Balk goes on to show that there are many parts of the city, especially the supposedly diverse zip codes south of the ship canal, where there are virtually no Nordies. That was certainly true in my experience. My Norwegian grandfather moved to Mt. Baker in the '20s to assimilate; if we wanted hang out with any other Knutes, we'd have to seek them out in Ballard. Also, in my experience, some of the most social, gregarious and friendly people ever are Norwegians, especially after a few drinks.
There are many "Freeze" theories: ethnicity, frontierism, the weather, etc. This chips away at the other myth, which is that we're nice people here. I've heard enough newcomers complain about the freeze that I'm sure they're talking about something real, and it's not limited to the Seattle city limits, like Balk's map. It extends to the Eastside, to Bainbridge, to Stanwood, and to the far reaches of Pugetopolis.
I doubt heritage is the issue. A better theory is that people who live here, old-timers and newcomers alike, are simply people who came here to get away from something (or someone), and each of us like to nest in our own condo/bungalow/box/apartment in our own self-sufficient little utopian experiments. I am pro-Freeze, by the way. A good neighbor is someone you only have to speak to once a year ("Hello, you!"). At least, that's the way I was raised. Still, how would we pass the winter if we didn't have Seattle freeze theories to exchange?

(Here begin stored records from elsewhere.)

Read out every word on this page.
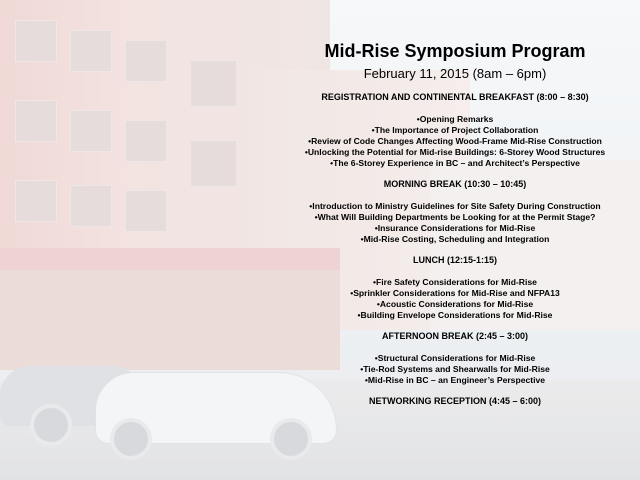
Mid-Rise Symposium Program

February 11, 2015 (8am – 6pm)

REGISTRATION AND CONTINENTAL BREAKFAST (8:00 – 8:30)

•Opening Remarks

•The Importance of Project Collaboration

•Review of Code Changes Affecting Wood-Frame Mid-Rise Construction

•Unlocking the Potential for Mid-rise Buildings: 6-Storey Wood Structures

•The 6-Storey Experience in BC – and Architect’s Perspective

MORNING BREAK (10:30 – 10:45)

•Introduction to Ministry Guidelines for Site Safety During Construction

•What Will Building Departments be Looking for at the Permit Stage?

•Insurance Considerations for Mid-Rise

•Mid-Rise Costing, Scheduling and Integration

LUNCH (12:15-1:15)

•Fire Safety Considerations for Mid-Rise

•Sprinkler Considerations for Mid-Rise and NFPA13

•Acoustic Considerations for Mid-Rise

•Building Envelope Considerations for Mid-Rise

AFTERNOON BREAK (2:45 – 3:00)

•Structural Considerations for Mid-Rise

•Tie-Rod Systems and Shearwalls for Mid-Rise

•Mid-Rise in BC – an Engineer’s Perspective

NETWORKING RECEPTION (4:45 – 6:00)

Another emerging myth I want to nip in the bud is the characterization of Lesser Seattle that shows up now and then, such as in a Slog post by Dominic Holden taking issue with a Seattle Times guest editorial by businessman Albert Shen (reportedly contemplating a run for mayor).
Dominic is right: Shen's column deserves to be whacked. Shen criticizes Seattle as a city that's bitten off more than it can chew with too many mega-projects. He then floats his own mega pet-project: the remaking of Seattle Center with private development (housing, hotels, retail). Shen, by the way, makes his living managing — guess what — mega-projects for clients like the Port of Seattle. Hmmm. Mega-projects are bad, unless they're his mega-project?
In his Slog post, Holden accuses Shen of representing the "the anti-transit, anti-tax, lesser Seattle vote." This is the typical Lesser straw man, which is that we're against everything.
I'd like to point out that, first, Shen's column reveals that he is no Lesser. Second, Lesser Seattleites are not by definition anti-transit or anti-tax. There are many flavors of Lessers. I consider myself one, but I also believe in taxes, transit, and sane density and scale.
In other words, if Shen is a Lesser, than Lesser Seattle's patron saint Emmett Watson — who hated Chamber of Commerce pomposity and hype but in fact loved Seattle's urbanization — is rolling in his grave. And if you're against Lessers, just remember that there's much Less to hate than you think!